Auto accidents, falls and other injuries can result in extensive medical costs and long-term disability. When another person’s careless behavior caused your injury, you can seek legal damages for related expenses.
Review the Hawaii laws that govern personal injury lawsuits to determine whether you may have a case.
In Hawaii, you can sue for damages only if the cost of your injuries exceeds the state’s personal injury protection insurance threshold of $5,000. Otherwise, you must file a claim with the responsible driver’s auto insurance company.
The state distinguishes between monetary and nonmonetary damages.
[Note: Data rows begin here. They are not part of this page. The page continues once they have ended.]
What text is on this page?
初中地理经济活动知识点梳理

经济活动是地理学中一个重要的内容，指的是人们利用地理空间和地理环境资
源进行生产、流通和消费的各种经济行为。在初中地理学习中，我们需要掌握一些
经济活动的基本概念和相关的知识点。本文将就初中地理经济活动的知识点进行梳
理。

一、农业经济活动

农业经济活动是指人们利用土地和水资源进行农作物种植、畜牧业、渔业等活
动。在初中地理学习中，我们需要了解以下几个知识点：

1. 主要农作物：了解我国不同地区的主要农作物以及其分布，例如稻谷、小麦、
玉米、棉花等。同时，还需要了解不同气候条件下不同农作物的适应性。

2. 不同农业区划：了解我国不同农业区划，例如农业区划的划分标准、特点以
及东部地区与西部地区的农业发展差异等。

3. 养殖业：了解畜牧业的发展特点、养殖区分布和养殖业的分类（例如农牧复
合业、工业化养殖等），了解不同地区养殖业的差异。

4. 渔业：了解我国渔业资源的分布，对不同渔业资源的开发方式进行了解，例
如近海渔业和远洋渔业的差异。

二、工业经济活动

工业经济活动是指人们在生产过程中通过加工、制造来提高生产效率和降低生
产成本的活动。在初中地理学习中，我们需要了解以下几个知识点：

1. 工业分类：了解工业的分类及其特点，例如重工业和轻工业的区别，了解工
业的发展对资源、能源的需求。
Monetary damages include the actual costs associated with your injury, such as medical bills, transportation to medical appointments, lost wages, loss of ability to perform household tasks, loss of earning capacity and the cost of ongoing therapy such as vocational rehabilitation.
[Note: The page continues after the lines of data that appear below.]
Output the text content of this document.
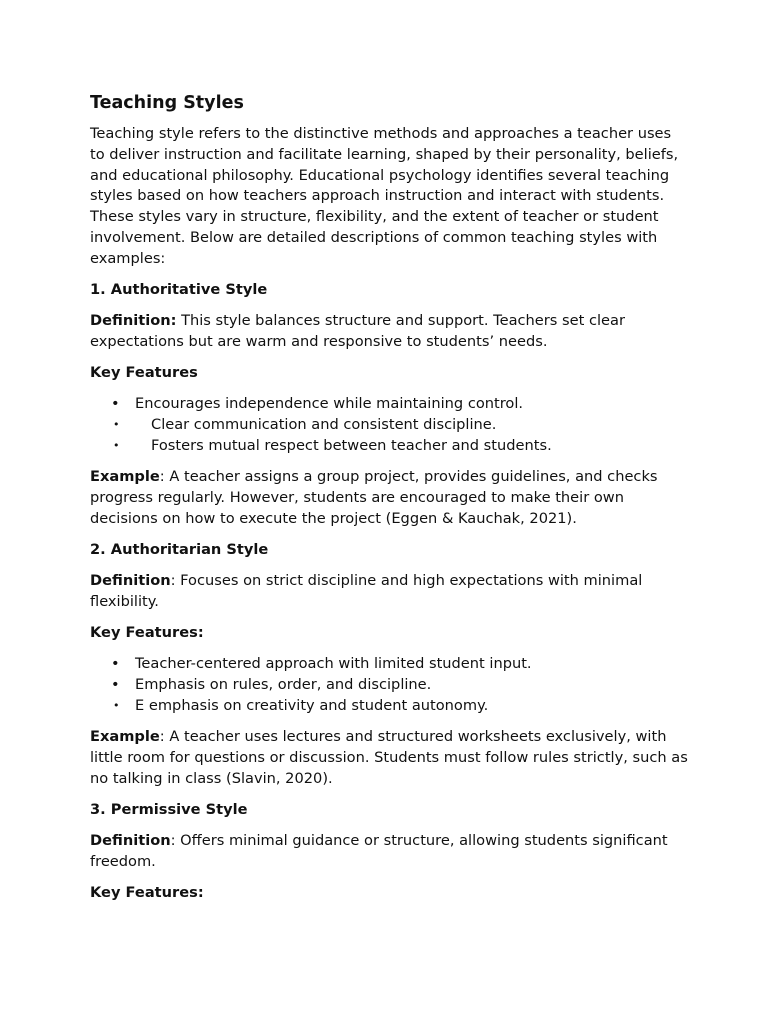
Teaching Styles

Teaching style refers to the distinctive methods and approaches a teacher uses to deliver instruction and facilitate learning, shaped by their personality, beliefs, and educational philosophy. Educational psychology identifies several teaching styles based on how teachers approach instruction and interact with students. These styles vary in structure, flexibility, and the extent of teacher or student involvement. Below are detailed descriptions of common teaching styles with examples:

1. Authoritative Style

Definition: This style balances structure and support. Teachers set clear expectations but are warm and responsive to students’ needs.

Key Features
• Encourages independence while maintaining control.
• Clear communication and consistent discipline.
• Fosters mutual respect between teacher and students.

Example: A teacher assigns a group project, provides guidelines, and checks progress regularly. However, students are encouraged to make their own decisions on how to execute the project (Eggen & Kauchak, 2021).

2. Authoritarian Style

Definition: Focuses on strict discipline and high expectations with minimal flexibility.

Key Features:
• Teacher-centered approach with limited student input.
• Emphasis on rules, order, and discipline.
• E emphasis on creativity and student autonomy.

Example: A teacher uses lectures and structured worksheets exclusively, with little room for questions or discussion. Students must follow rules strictly, such as no talking in class (Slavin, 2020).

3. Permissive Style

Definition: Offers minimal guidance or structure, allowing students significant freedom.

Key Features:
Hawaii caps nonmonetary damages such as pain and suffering at $375,000.
Under this law, you can seek financial damages even if you have partial responsibility for the accident. If the court finds you have less than 51% fault, the judge will decrease your damage award by the fault percentage. For example, if the total of your monetary and non-monetary damages is $50,000 but you have 20% fault, you would receive $40,000.
In Hawaii, you have two years from the injury date to file this type of lawsuit. When the statute of limitations expires, you lose the right to pursue a personal injury claim even if you would have had a valid case.